Sometimes the term “experimental” causes hairs to raise on the back of your neck, it's instinctual, from days when humans were prey items, until you're familiar with something, you treat it with caution. It's the same for Black Metal, some of the variations would be better left in the test tube, however SANCTUS NEX's meddling has resulted in music that bridles with strength and purpose.

“Exhordium Of The Apostate” leaves you guessing for some considerable time as to whether you are in for a head massage or a skull fucking, as far as setting atmosphere is concerned, it hints at ill omen but you aren't sure in what form, clearly there is intellect involved but is it going to weave intricacies or is it going to wield the hammer? Five minutes later the answer remains elusive as “In Pursuit Of Albion” writhes in sinuous fashion around shadowed columns suggesting dark conspiracy until the beast bursts forth like a raging bull during Ragnorok. Fury is unleashed but in a controlled manner, the chains hold as the unholy mass strains for release, it's black and dense yet SANCTUS NEX are able to direct it to maximum effect. And so surges of power stampede from the slower, more sinister sections where the guitar practices back-stabbing as if awaiting its Caesar, in fact the blades are out throughout “Aurelia,” it's just the manner of their execution that differs whether they stab, hew, hack or slice.

This album sits fair and square on top of the hill where Black Metal bands who regularly eat three shredded wheat gather. Quite apart from the knaves with knives guitar, there is a bass that bounds along like a bouncing bomb, rich and rounded with just a hint of edge, it glowers at you like some bollock man on the cusp of 'roid rage. The drums have the same full sound, rolling along like a train of empty railway bowsers and carriages, there's plenty of clatter and hollow thud especially when the steam's up. The bass and drums really provide a solid foundation for allowing the guitars to concentrate on their cut and thrust, this backbone is reminiscent of a band like NAGELFAR whose construction was also framed with girders. The result is that there is the sense of twisted metal and spilt oil about SANCTUS NEX, it's as if someone's sabotaged a pipeline, given the viscous pump of the bass.

The experimentation within “Aurelia” is subtle, the Metal comes first. It takes quite a few spins for the nuances to begin to manifest, initial listens tend to concentrate on the steamroller progress but eventually the other personalities of the guitar make themselves known and you wouldn't want to be left alone with any of them. Shepherded by the magisterial vocals, the guitars constantly test the authority of that voice which projects a growled order to events, though not with any semblance of sanity, the sneering contempt that smears itself over the singing fits hand in glove with the ambience of the instrumentation, substantial and hard as rock.
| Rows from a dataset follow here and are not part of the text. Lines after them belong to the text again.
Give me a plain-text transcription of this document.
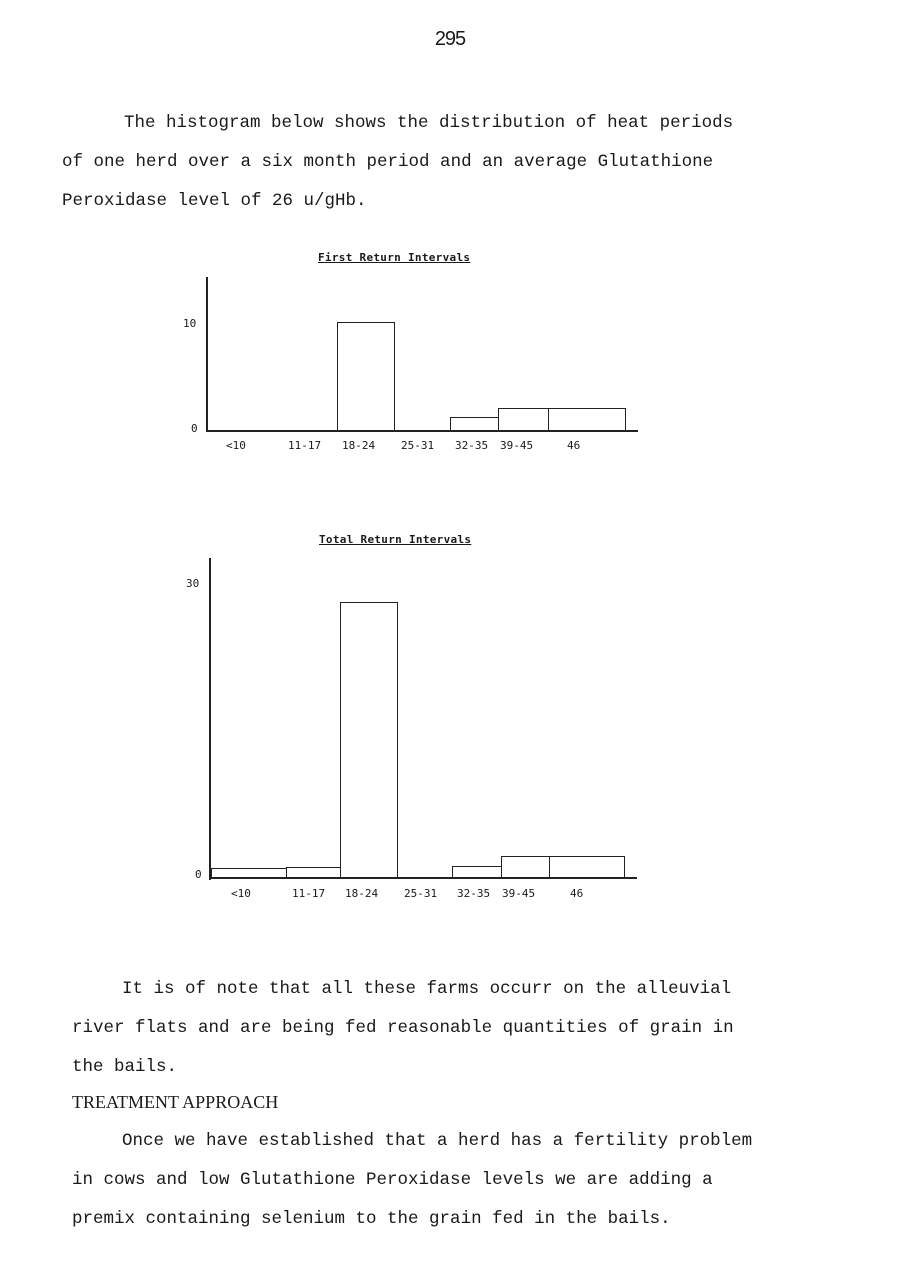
295
The histogram below shows the distribution of heat periods
of one herd over a six month period and an average Glutathione
Peroxidase level of 26 u/gHb.
First Return Intervals
10
0
<10	11-17 18-24 25-31 32-35 39-45	46
Total Return Intervals
30
0
<10	11-17 18-24 25-31 32-35 39-45	46
It is of note that all these farms occurr on the alleuvial
river flats and are being fed reasonable quantities of grain in
the bails.
TREATMENT APPROACH
Once we have established that a herd has a fertility problem
in cows and low Glutathione Peroxidase levels we are adding a
premix containing selenium to the grain fed in the bails.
It's mainly the structure of the slower sections that explores the genre boundary, though it's never crossed, it's pushed but remains wholly Black Metal throughout, albeit far removed from the staples as so much of the genre is nowadays.

“Aurelia” is a work that has obviously been subject to development before SANCTUS NEX unleashed it, the components and catalysts that make up the composition have been sourced to ensure this album goes with a bang, it's no accident that this will induce detonations from ear to ear.